I am trying to run following code to generate an additional col in pyspark df. The idea is to take the col from pyspark df and get the max of the scores by comparing the col with the list of keywords I have. (e.g. choices)
def get_max_sore(col):
choices = ['hello','hello world','world hello']
return max(process.extractOne(col, choices, scorer=fuzz.token_sort_ratio), process.extractOne(col, choices, scorer=fuzz.token_set_ratio), process.extractOne(col, choices))
from fuzzywuzzy import fuzz
from fuzzywuzzy import process
from pyspark.sql.functions import udf
get_max_udf = udf(get_max_sore, StringType())
sdf_1 = sparkDf.withColumn('new_col', get_max_udf(sparkDf.col))
sdf_1.show()
The last statement sdf_1.show()
gives me an error.
Py4JJavaError: An error occurred while calling o1972.showString.
.
.
.
.
ModuleNotFoundError: No module named 'fuzzywuzzy'
at org.apache.spark.api.python.PythonRunner$$anon$1.read(PythonRDD.scala:193)
at org.apache.spark.api.python.PythonRunner$$anon$1.<init>(PythonRDD.scala:234)

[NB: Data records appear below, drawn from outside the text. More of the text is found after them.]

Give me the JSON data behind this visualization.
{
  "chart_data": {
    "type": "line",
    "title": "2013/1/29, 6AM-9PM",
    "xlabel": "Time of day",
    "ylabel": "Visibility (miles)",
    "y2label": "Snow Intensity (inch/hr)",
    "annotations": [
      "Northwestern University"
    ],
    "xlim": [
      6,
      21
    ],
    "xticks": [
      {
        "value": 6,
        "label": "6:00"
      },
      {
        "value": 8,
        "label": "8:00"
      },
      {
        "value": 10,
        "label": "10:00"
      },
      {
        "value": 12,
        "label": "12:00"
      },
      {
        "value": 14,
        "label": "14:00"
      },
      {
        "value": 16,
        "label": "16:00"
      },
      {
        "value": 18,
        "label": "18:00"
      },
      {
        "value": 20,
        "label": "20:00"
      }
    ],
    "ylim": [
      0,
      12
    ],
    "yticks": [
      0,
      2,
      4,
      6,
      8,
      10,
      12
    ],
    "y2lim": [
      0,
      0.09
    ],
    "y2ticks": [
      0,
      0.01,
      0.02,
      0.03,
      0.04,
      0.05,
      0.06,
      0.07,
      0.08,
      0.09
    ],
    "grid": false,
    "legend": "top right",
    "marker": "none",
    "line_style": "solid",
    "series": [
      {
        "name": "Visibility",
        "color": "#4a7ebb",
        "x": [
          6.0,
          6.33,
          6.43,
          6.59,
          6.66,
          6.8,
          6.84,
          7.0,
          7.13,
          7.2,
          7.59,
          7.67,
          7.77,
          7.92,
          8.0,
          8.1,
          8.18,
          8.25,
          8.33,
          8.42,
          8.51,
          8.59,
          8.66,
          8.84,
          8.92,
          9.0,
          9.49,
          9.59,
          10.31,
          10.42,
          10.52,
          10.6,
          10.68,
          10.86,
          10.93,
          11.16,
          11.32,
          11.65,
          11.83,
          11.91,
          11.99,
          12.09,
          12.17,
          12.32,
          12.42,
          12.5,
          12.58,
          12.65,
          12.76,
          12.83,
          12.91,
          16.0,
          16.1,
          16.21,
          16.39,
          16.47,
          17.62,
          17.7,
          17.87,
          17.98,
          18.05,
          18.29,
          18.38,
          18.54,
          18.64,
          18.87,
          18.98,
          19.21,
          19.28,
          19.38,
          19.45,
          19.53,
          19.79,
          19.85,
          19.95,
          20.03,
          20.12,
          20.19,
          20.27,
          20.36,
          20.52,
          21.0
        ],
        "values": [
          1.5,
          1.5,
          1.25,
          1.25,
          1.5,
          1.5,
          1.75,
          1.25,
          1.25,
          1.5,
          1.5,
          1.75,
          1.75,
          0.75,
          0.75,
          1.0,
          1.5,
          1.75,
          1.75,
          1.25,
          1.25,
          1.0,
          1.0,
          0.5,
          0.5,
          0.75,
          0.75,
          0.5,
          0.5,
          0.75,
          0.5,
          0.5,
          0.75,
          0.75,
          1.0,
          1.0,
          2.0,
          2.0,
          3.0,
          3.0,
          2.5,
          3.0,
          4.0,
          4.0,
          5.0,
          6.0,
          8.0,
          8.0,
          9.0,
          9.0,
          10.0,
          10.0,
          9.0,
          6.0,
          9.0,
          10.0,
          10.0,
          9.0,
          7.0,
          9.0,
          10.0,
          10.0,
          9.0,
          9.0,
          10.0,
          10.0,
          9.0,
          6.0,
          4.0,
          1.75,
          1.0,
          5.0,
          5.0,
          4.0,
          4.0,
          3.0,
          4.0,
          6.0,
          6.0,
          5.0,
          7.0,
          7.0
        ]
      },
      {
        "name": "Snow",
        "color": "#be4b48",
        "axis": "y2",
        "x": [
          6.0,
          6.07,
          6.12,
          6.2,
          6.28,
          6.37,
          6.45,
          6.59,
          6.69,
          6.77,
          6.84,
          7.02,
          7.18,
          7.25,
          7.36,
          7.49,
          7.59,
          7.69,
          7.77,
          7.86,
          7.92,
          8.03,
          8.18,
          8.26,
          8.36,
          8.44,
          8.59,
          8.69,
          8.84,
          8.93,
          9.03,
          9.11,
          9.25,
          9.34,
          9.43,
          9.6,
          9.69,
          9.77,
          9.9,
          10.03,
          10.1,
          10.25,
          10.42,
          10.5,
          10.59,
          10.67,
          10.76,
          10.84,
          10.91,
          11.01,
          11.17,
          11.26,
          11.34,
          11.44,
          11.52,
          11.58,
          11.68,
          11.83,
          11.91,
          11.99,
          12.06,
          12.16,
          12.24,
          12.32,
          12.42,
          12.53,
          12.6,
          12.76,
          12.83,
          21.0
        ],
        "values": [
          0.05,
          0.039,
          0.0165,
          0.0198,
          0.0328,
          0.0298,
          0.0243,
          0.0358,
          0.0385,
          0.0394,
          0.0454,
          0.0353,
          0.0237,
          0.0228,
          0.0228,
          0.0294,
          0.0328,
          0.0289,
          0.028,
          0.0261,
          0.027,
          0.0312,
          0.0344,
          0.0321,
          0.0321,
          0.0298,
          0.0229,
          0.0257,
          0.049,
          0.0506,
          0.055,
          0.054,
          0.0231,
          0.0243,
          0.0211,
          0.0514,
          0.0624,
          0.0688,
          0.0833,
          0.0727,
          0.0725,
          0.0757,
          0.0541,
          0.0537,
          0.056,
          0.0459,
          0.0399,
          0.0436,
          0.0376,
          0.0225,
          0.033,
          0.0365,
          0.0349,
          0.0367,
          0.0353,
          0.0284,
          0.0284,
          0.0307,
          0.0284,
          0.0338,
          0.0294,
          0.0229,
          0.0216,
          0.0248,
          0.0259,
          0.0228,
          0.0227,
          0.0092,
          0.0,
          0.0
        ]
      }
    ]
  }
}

at org.apache.spark.api.python.PythonRunner.compute(PythonRDD.scala:152)
at org.apache.spark.sql.execution.python.BatchEvalPythonExec$$anonfun$doExecute$1.apply(BatchEvalPythonExec.scala:144)
at org.apache.spark.sql.execution.python.BatchEvalPythonExec$$anonfun$doExecute$1.apply(BatchEvalPythonExec.scala:87)

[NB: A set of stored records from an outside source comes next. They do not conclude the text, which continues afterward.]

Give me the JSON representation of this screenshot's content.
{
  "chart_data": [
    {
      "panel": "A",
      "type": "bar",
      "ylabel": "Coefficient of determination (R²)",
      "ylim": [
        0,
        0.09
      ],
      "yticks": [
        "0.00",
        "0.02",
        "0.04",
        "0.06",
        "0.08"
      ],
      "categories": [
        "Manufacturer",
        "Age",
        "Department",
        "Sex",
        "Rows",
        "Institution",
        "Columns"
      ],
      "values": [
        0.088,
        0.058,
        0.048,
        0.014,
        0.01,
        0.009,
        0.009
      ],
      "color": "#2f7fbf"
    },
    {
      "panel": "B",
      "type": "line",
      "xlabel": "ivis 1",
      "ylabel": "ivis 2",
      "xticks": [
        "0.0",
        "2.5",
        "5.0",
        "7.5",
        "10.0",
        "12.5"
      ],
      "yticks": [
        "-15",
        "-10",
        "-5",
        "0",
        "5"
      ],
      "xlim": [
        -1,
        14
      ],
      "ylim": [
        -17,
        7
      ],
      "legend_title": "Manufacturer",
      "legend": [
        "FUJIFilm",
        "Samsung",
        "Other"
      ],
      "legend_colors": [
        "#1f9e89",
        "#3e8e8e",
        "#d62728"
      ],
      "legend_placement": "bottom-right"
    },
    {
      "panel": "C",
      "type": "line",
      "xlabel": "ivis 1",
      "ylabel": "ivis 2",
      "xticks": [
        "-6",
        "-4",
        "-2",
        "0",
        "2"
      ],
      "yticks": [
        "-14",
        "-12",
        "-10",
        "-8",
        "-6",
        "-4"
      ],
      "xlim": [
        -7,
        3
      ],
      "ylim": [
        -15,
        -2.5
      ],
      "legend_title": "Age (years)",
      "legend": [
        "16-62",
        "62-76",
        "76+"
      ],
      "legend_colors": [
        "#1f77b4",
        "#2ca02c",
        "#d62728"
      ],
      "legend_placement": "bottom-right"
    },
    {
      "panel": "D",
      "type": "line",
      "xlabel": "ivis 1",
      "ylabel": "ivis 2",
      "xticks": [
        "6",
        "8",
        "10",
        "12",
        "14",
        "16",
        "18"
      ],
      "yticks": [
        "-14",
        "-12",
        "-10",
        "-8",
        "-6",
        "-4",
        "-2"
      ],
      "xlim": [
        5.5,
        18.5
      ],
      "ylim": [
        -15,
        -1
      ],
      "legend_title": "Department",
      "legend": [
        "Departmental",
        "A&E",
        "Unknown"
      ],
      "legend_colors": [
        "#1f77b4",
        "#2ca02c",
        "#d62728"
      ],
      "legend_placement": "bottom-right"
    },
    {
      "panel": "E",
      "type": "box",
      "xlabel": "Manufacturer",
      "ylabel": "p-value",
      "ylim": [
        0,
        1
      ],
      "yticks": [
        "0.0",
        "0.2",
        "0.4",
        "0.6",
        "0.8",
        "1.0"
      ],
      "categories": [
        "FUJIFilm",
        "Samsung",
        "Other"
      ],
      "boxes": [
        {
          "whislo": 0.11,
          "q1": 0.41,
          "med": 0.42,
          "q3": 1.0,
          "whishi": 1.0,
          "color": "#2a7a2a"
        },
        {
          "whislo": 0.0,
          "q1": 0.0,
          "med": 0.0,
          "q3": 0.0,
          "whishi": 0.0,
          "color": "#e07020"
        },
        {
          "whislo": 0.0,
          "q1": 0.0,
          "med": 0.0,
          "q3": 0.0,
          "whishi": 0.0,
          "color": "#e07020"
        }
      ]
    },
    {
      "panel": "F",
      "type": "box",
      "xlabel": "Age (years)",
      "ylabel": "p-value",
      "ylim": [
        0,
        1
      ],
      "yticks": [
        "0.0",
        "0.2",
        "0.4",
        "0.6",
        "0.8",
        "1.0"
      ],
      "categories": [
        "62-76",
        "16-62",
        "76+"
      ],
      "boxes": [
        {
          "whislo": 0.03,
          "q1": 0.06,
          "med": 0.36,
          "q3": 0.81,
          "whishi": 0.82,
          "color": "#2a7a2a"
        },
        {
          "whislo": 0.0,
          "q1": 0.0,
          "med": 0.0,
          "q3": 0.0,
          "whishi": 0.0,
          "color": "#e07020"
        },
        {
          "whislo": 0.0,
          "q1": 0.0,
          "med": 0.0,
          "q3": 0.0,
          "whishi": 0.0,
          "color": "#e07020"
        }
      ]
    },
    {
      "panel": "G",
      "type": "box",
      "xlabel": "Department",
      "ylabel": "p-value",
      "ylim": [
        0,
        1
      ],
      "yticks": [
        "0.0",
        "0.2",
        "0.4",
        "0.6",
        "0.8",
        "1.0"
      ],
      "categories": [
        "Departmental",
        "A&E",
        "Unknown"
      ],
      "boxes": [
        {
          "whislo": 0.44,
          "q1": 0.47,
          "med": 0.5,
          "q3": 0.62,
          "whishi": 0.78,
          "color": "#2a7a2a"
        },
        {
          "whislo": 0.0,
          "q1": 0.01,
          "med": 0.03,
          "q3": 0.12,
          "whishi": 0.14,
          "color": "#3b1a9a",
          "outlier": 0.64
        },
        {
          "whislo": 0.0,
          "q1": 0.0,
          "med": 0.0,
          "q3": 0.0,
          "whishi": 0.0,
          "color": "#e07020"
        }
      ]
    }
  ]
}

at org.apache.spark.rdd.RDD$$anonfun$mapPartitions$1$$anonfun$apply$23.apply(RDD.scala:797)
at org.apache.spark.rdd.RDD$$anonfun$mapPartitions$1$$anonfun$apply$23.apply(RDD.scala:797)
at org.apache.spark.rdd.MapPartitionsRDD.compute(MapPartitionsRDD.scala:38)

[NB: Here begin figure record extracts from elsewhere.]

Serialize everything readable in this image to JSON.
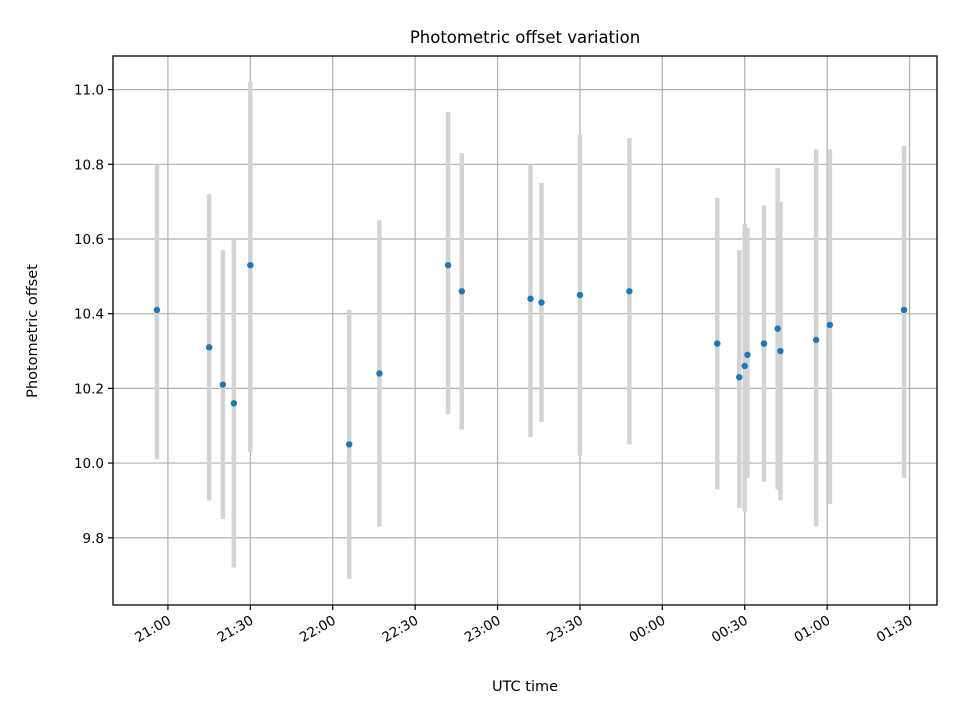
{
  "chart_data": {
    "type": "scatter",
    "title": "Photometric offset variation",
    "xlabel": "UTC time",
    "ylabel": "Photometric offset",
    "x_ticks": [
      "21:00",
      "21:30",
      "22:00",
      "22:30",
      "23:00",
      "23:30",
      "00:00",
      "00:30",
      "01:00",
      "01:30"
    ],
    "y_ticks": [
      "9.8",
      "10.0",
      "10.2",
      "10.4",
      "10.6",
      "10.8",
      "11.0"
    ],
    "x_axis": {
      "kind": "time",
      "start": "20:40",
      "end": "01:40",
      "tick_values": [
        "21:00",
        "21:30",
        "22:00",
        "22:30",
        "23:00",
        "23:30",
        "00:00",
        "00:30",
        "01:00",
        "01:30"
      ]
    },
    "ylim": [
      9.62,
      11.09
    ],
    "y_tick_values": [
      9.8,
      10.0,
      10.2,
      10.4,
      10.6,
      10.8,
      11.0
    ],
    "grid": true,
    "error_bar_color": "#d3d3d3",
    "point_color": "#1f77b4",
    "points": [
      {
        "t": "20:56",
        "y": 10.41,
        "low": 10.01,
        "high": 10.8
      },
      {
        "t": "21:15",
        "y": 10.31,
        "low": 9.9,
        "high": 10.72
      },
      {
        "t": "21:20",
        "y": 10.21,
        "low": 9.85,
        "high": 10.57
      },
      {
        "t": "21:24",
        "y": 10.16,
        "low": 9.72,
        "high": 10.6
      },
      {
        "t": "21:30",
        "y": 10.53,
        "low": 10.03,
        "high": 11.02
      },
      {
        "t": "22:06",
        "y": 10.05,
        "low": 9.69,
        "high": 10.41
      },
      {
        "t": "22:17",
        "y": 10.24,
        "low": 9.83,
        "high": 10.65
      },
      {
        "t": "22:42",
        "y": 10.53,
        "low": 10.13,
        "high": 10.94
      },
      {
        "t": "22:47",
        "y": 10.46,
        "low": 10.09,
        "high": 10.83
      },
      {
        "t": "23:12",
        "y": 10.44,
        "low": 10.07,
        "high": 10.8
      },
      {
        "t": "23:16",
        "y": 10.43,
        "low": 10.11,
        "high": 10.75
      },
      {
        "t": "23:30",
        "y": 10.45,
        "low": 10.02,
        "high": 10.88
      },
      {
        "t": "23:48",
        "y": 10.46,
        "low": 10.05,
        "high": 10.87
      },
      {
        "t": "00:20",
        "y": 10.32,
        "low": 9.93,
        "high": 10.71
      },
      {
        "t": "00:28",
        "y": 10.23,
        "low": 9.88,
        "high": 10.57
      },
      {
        "t": "00:30",
        "y": 10.26,
        "low": 9.87,
        "high": 10.64
      },
      {
        "t": "00:31",
        "y": 10.29,
        "low": 9.96,
        "high": 10.63
      },
      {
        "t": "00:37",
        "y": 10.32,
        "low": 9.95,
        "high": 10.69
      },
      {
        "t": "00:42",
        "y": 10.36,
        "low": 9.93,
        "high": 10.79
      },
      {
        "t": "00:43",
        "y": 10.3,
        "low": 9.9,
        "high": 10.7
      },
      {
        "t": "00:56",
        "y": 10.33,
        "low": 9.83,
        "high": 10.84
      },
      {
        "t": "01:01",
        "y": 10.37,
        "low": 9.89,
        "high": 10.84
      },
      {
        "t": "01:28",
        "y": 10.41,
        "low": 9.96,
        "high": 10.85
      }
    ]
  }
}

at org.apache.spark.rdd.RDD.computeOrReadCheckpoint(RDD.scala:323)
at org.apache.spark.rdd.RDD.iterator(RDD.scala:287)
at org.apache.spark.rdd.MapPartitionsRDD.compute(MapPartitionsRDD.scala:38)
at org.apache.spark.rdd.RDD.computeOrReadCheckpoint(RDD.scala:323)
at org.apache.spark.rdd.RDD.iterator(RDD.scala:287)
at org.apache.spark.rdd.MapPartitionsRDD.compute(MapPartitionsRDD.scala:38)
at org.apache.spark.rdd.RDD.computeOrReadCheckpoint(RDD.scala:323)
at org.apache.spark.rdd.RDD.iterator(RDD.scala:287)
at org.apache.spark.scheduler.ResultTask.runTask(ResultTask.scala:87)
at org.apache.spark.scheduler.Task.run(Task.scala:99)
at org.apache.spark.executor.Executor$TaskRunner.run(Executor.scala:322)
at java.util.concurrent.ThreadPoolExecutor.runWorker(ThreadPoolExecutor.java:1149)
at java.util.concurrent.ThreadPoolExecutor$Worker.run(ThreadPoolExecutor.java:624)
... 1 more
This is the first time I am working with spark and how it works. Please help.
What functions can I use to perform the same, like fuzzy matching the col value with choices = ['hello','hello world','world hello']
. Also, fuzzy package is installed in all the nodes.